VLDB2025
GraphCSR: A Degree-Equalized CSR Format for Large-scale Graph Processing
Xinbiao Gan, Tiejun Li, Chunye Gong, Dongsheng Li, Dezun Dong, Jie Liu, Kai Lu
14 citations
Abstract
Graph processing underpins a vast array of data-centric applications, serving as a crucial component in fields such as social network analysis, recommendation systems, bio-informatics, and search engines. As graph data grows in scale and complexity, high-performance graph processing is increasingly essential. Many graph processing tasks depend on efficient data structures to manage the sparsity typical of real-world graphs, where most vertices have limited connectivity. This sparsity poses challenges for memory and computational efficiency in large-scale graph processing, and conventional sparse formats like Compressed Sparse Row (CSR) often struggle with memory and computation inefficiencies when handling massive graphs.

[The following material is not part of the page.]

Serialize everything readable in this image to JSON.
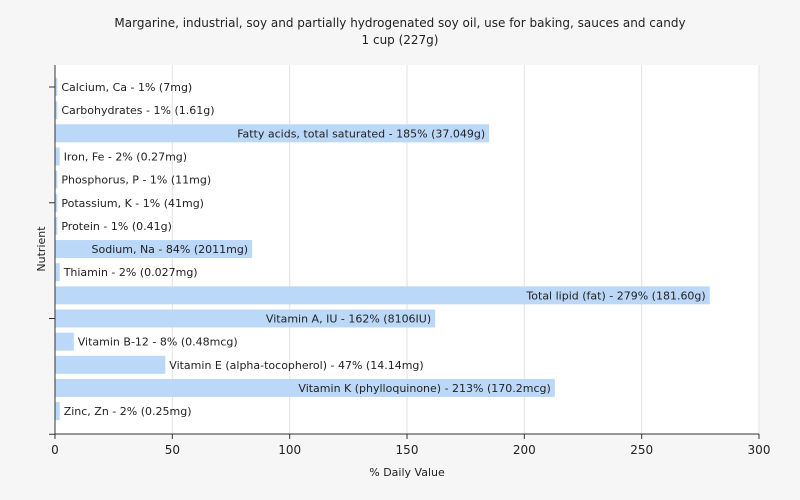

To address these challenges, we introduce GraphCSR, a degree-equalized CSR format specifically tailored to enhance the spatio-temporal efficiency of distributed graph processing across various tasks. GraphCSR aggregates low-degree vertices into synthetic high-degree ones and applies group-wise compression to reduce storage overhead by recording only the starting index for each aggregated group. This reduces memory usage and supports batch-memory access to improve performance. Our extensive evaluations in various graph processing algorithms and datasets demonstrate that GraphCSR not only reduces the memory footprint required for large-scale graphs, but also improves performance across multiple types of graph processing tasks, outperforming popular sparse storage formats. Furthermore, when deployed on a production-scale supercomputer with 79,024 nodes, GraphCSR achieved a graph processing throughput that exceeded the top-ranked system on the Graph500 benchmark.